Por isso agora é aguardar pela autoridade da concorrência e também pela reacção do mercado, nomeadamente da Sonae. Estes senhores são os líderes de mercado em Portugal e não se vão deixar ficar assim... Para além disso se os fornecedores pagarem a acção do Pingo Doce é certinho que também vão ter de pagar uma à Sonae. O departamento de Marketing e Comercial da Sonae não fica nada atrás do Pingo Doce em termos de competência e por isso vamos aguardar pela resposta… quem sabe um 60% de desconto? Ou fazer 50% de novo mas desta vez com guarda-costas garantido para zelar pela segurança de quem está nas lojas?
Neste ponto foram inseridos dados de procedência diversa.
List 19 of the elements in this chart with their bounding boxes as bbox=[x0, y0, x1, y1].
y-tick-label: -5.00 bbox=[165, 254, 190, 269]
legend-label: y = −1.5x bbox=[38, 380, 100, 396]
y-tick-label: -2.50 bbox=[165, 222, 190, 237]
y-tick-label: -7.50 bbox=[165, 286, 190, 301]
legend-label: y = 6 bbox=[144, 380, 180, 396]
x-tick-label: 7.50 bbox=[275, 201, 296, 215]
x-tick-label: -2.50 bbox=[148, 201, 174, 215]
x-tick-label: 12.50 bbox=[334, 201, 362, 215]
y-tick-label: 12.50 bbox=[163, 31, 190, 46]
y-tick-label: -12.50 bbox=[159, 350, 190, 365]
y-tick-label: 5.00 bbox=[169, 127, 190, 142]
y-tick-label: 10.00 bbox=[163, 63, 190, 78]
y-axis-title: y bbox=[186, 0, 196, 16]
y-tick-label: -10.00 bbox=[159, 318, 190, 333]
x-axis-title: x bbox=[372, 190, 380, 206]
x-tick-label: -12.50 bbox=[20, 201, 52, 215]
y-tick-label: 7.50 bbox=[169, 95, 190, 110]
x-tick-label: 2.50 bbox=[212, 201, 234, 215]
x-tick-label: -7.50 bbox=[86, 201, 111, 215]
Quanto ao dia da acção ser o feriado do trabalhador ou a confusão que foi gerada nas lojas só tenho a dizer que de facto a JM poderia ter reforçado a segurança nas lojas para evitar acidentes. Muitas das lojas têm corredores estreitos, parques de estacionamento pequenos e era de prever que animos pudessem exaltar. De resto todos os dias são dias e cada um faz o que lhe apetece. O simbolismo de determinados feriados pode significar muito para alguns e menos para outros. Por isso considero descabido qualquer questão face ao facto de as lojas estarem abertas neste dia ou mesmo criticas aos consumidores que lá foram aproveitar boas oportunidades.
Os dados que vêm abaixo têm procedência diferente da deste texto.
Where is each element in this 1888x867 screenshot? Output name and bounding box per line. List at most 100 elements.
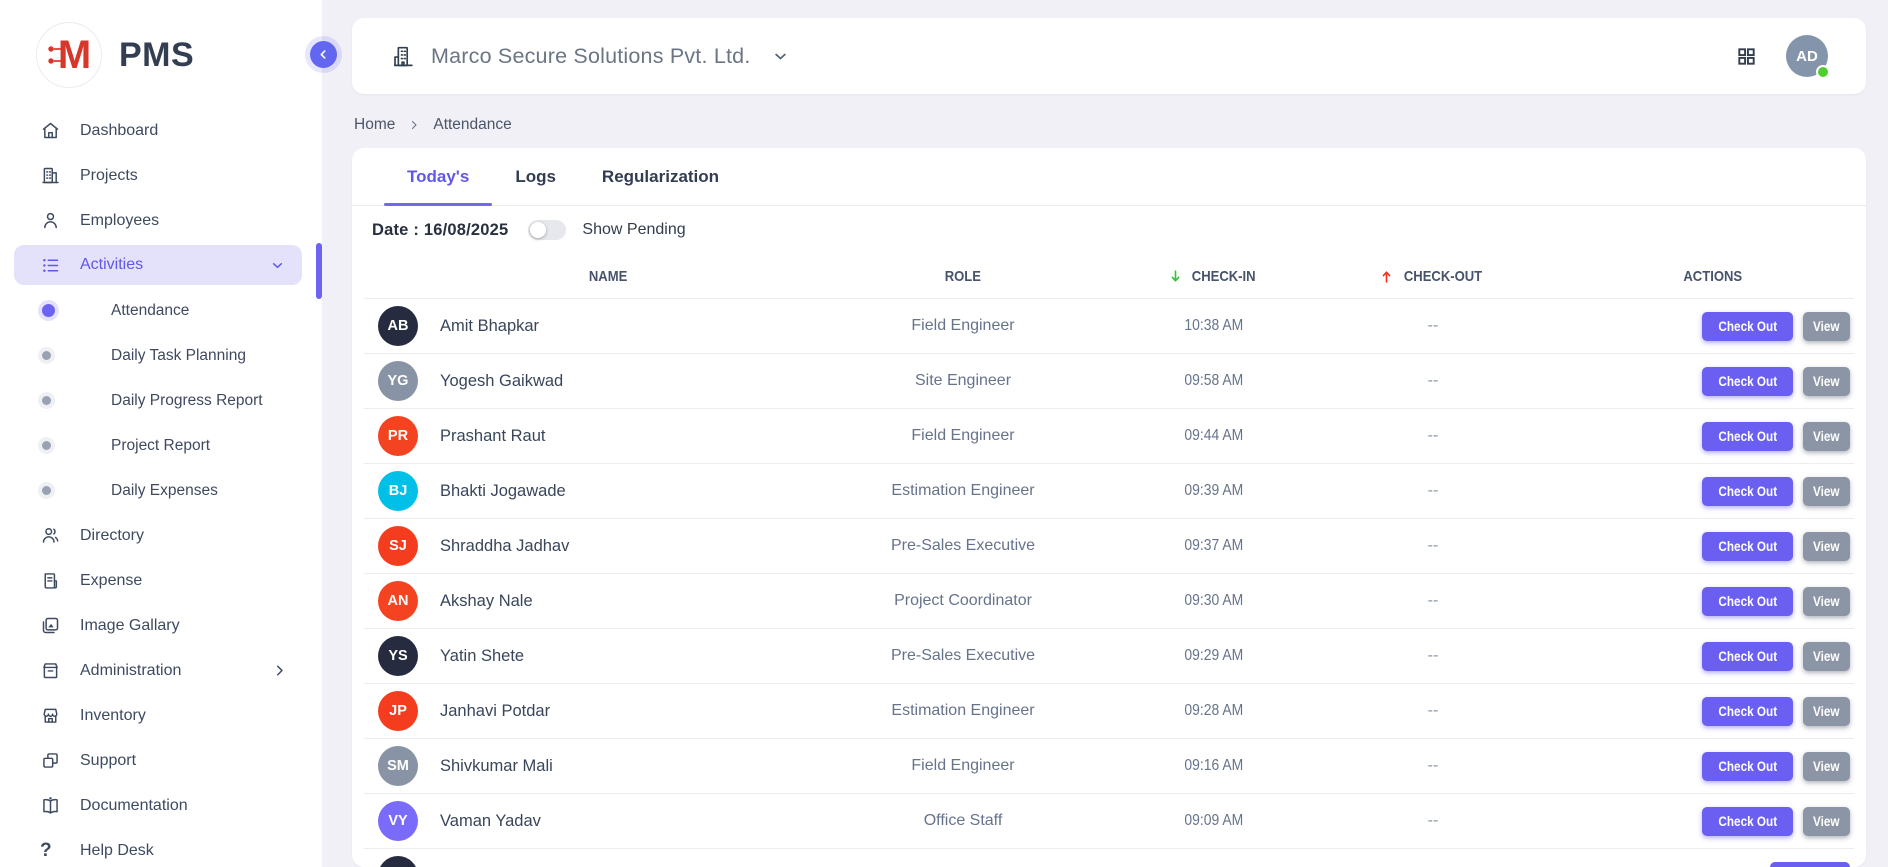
sidebar-subitem-daily-task-planning[interactable]: Daily Task Planning	[0, 333, 322, 378]
sidebar-item-activities[interactable]: Activities	[14, 243, 322, 299]
row-actions: Check Out View	[1576, 366, 1850, 396]
row-actions: Check Out View	[1576, 806, 1850, 836]
check-out-button[interactable]: Check Out	[1702, 311, 1793, 341]
bullet-icon	[42, 351, 51, 360]
tab-logs[interactable]: Logs	[515, 166, 556, 186]
view-button[interactable]: View	[1803, 751, 1850, 781]
check-out-button[interactable]: Check Out	[1702, 751, 1793, 781]
employee-role: Estimation Engineer	[891, 482, 1035, 499]
main-area: Marco Secure Solutions Pvt. Ltd. AD Home…	[322, 0, 1888, 867]
sidebar-item-administration[interactable]: Administration	[0, 648, 322, 693]
filter-row: Date : 16/08/2025 Show Pending	[352, 206, 1866, 254]
people-icon	[40, 525, 61, 546]
check-in-time: 09:30 AM	[1184, 592, 1244, 609]
sidebar-item-employees[interactable]: Employees	[0, 198, 322, 243]
copy-icon	[40, 750, 61, 771]
column-header-check-out[interactable]: CHECK-OUT	[1290, 268, 1576, 285]
employee-name: Shraddha Jadhav	[440, 536, 570, 555]
row-actions: Check Out View	[1576, 311, 1850, 341]
chevron-right-icon	[271, 662, 288, 679]
check-out-button[interactable]: Check Out	[1702, 476, 1793, 506]
column-header-actions: ACTIONS	[1576, 268, 1850, 285]
table-row: AB Amit Bhapkar Field Engineer 10:38 AM -- Ch…	[364, 298, 1854, 353]
sidebar-item-label: Projects	[80, 166, 138, 184]
row-actions: Check Out View	[1576, 641, 1850, 671]
sidebar-subitem-daily-expenses[interactable]: Daily Expenses	[0, 468, 322, 513]
avatar: BJ	[378, 471, 418, 511]
sidebar-item-help-desk[interactable]: ? Help Desk	[0, 828, 322, 867]
sidebar-item-directory[interactable]: Directory	[0, 513, 322, 558]
attendance-card: Today's Logs Regularization Date : 16/08/2…	[352, 148, 1866, 867]
view-button[interactable]: View	[1803, 531, 1850, 561]
user-avatar[interactable]: AD	[1786, 35, 1830, 79]
view-button[interactable]: View	[1803, 311, 1850, 341]
company-selector[interactable]: Marco Secure Solutions Pvt. Ltd.	[390, 44, 790, 69]
breadcrumb-home[interactable]: Home	[354, 116, 396, 133]
employee-role: Field Engineer	[911, 427, 1015, 444]
column-header-check-in[interactable]: CHECK-IN	[1138, 268, 1290, 285]
check-out-time: --	[1427, 427, 1439, 444]
avatar: YG	[378, 361, 418, 401]
table-row: BJ Bhakti Jogawade Estimation Engineer 09:3…	[364, 463, 1854, 518]
avatar: PR	[378, 416, 418, 456]
row-actions: Check Out View	[1576, 531, 1850, 561]
sidebar-item-label: Support	[80, 751, 137, 769]
sidebar-item-image-gallary[interactable]: Image Gallary	[0, 603, 322, 648]
check-out-time: --	[1427, 757, 1439, 774]
show-pending-toggle[interactable]	[528, 220, 567, 240]
sidebar-item-support[interactable]: Support	[0, 738, 322, 783]
view-button[interactable]: View	[1803, 366, 1850, 396]
employee-role: Office Staff	[923, 812, 1003, 829]
row-actions: Check Out View	[1576, 421, 1850, 451]
table-row: SM Shivkumar Mali Field Engineer 09:16 AM --…	[364, 738, 1854, 793]
tab-bar: Today's Logs Regularization	[352, 148, 1866, 206]
sidebar-item-dashboard[interactable]: Dashboard	[0, 108, 322, 153]
check-out-time: --	[1427, 372, 1439, 389]
sidebar: M PMS Dashboard Projects Employees Activiti…	[0, 0, 322, 867]
list-icon	[40, 255, 61, 276]
view-button[interactable]: View	[1803, 586, 1850, 616]
sidebar-item-label: Administration	[80, 661, 182, 679]
action-button[interactable]	[1770, 861, 1850, 867]
sidebar-item-inventory[interactable]: Inventory	[0, 693, 322, 738]
sidebar-subitem-attendance[interactable]: Attendance	[0, 288, 322, 333]
employee-role: Estimation Engineer	[891, 702, 1035, 719]
avatar: SJ	[378, 526, 418, 566]
apps-grid-icon[interactable]	[1735, 45, 1758, 68]
sidebar-item-documentation[interactable]: Documentation	[0, 783, 322, 828]
check-in-time: 10:38 AM	[1184, 317, 1244, 334]
column-header-label: CHECK-IN	[1192, 267, 1256, 285]
view-button[interactable]: View	[1803, 641, 1850, 671]
sidebar-item-label: Dashboard	[80, 121, 159, 139]
check-out-button[interactable]: Check Out	[1702, 586, 1793, 616]
breadcrumb: Home Attendance	[354, 116, 1866, 134]
check-out-button[interactable]: Check Out	[1702, 806, 1793, 836]
avatar	[378, 856, 418, 867]
view-button[interactable]: View	[1803, 806, 1850, 836]
view-button[interactable]: View	[1803, 696, 1850, 726]
sidebar-item-expense[interactable]: Expense	[0, 558, 322, 603]
person-icon	[40, 210, 61, 231]
check-out-time: --	[1427, 812, 1439, 829]
check-out-button[interactable]: Check Out	[1702, 421, 1793, 451]
tab-today-s[interactable]: Today's	[384, 148, 493, 206]
avatar: AN	[378, 581, 418, 621]
check-in-time: 09:09 AM	[1184, 812, 1244, 829]
sidebar-subitem-daily-progress-report[interactable]: Daily Progress Report	[0, 378, 322, 423]
check-out-button[interactable]: Check Out	[1702, 696, 1793, 726]
sidebar-collapse-button[interactable]	[310, 41, 337, 68]
view-button[interactable]: View	[1803, 476, 1850, 506]
tab-regularization[interactable]: Regularization	[601, 166, 720, 186]
archive-icon	[40, 660, 61, 681]
check-out-button[interactable]: Check Out	[1702, 366, 1793, 396]
table-rows: AB Amit Bhapkar Field Engineer 10:38 AM -- Ch…	[364, 298, 1854, 867]
app-name: PMS	[119, 35, 195, 74]
sidebar-item-projects[interactable]: Projects	[0, 153, 322, 198]
view-button[interactable]: View	[1803, 421, 1850, 451]
company-name: Marco Secure Solutions Pvt. Ltd.	[431, 43, 751, 68]
logo-circuit-dots	[48, 46, 61, 64]
sidebar-subitem-project-report[interactable]: Project Report	[0, 423, 322, 468]
check-out-button[interactable]: Check Out	[1702, 641, 1793, 671]
bullet-icon	[42, 441, 51, 450]
check-out-button[interactable]: Check Out	[1702, 531, 1793, 561]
Acabo este artigo com o mote que encontrei no relatório de contas da JM:
A certeza de um bom caminho nasce
do rigor do seu planeamento,
da disciplina na sua execução,
do controlo dos resultados atingidos.
Think about it!

2 comentários:

  1. Epah, PQ. Finalmente alguém com uma visão nítida e clara do que se passa realmente. De ínicio achei que por uma opinião tua, também por mim partilhada, de que se trata efectivamente de uma companhia exemplar, de sucesso comprovado, que pudesses cair no facciosismo do qual tenho vindo a assistir de um lado da moeda. O lado oposto até agora nada acrescentou. Mas como sabes bem, apesar de pertencer ao grupo, vou ser uma das fornecedoras que irá pagar esta promoção - sem ter sido "vista nem achada" - sem poder também eu planear esta acção promocional (em termos de viabilidade de margens, fornecimento de stocks ou escolha do sortido acertado)...ainda que tenha multiplicado vendas!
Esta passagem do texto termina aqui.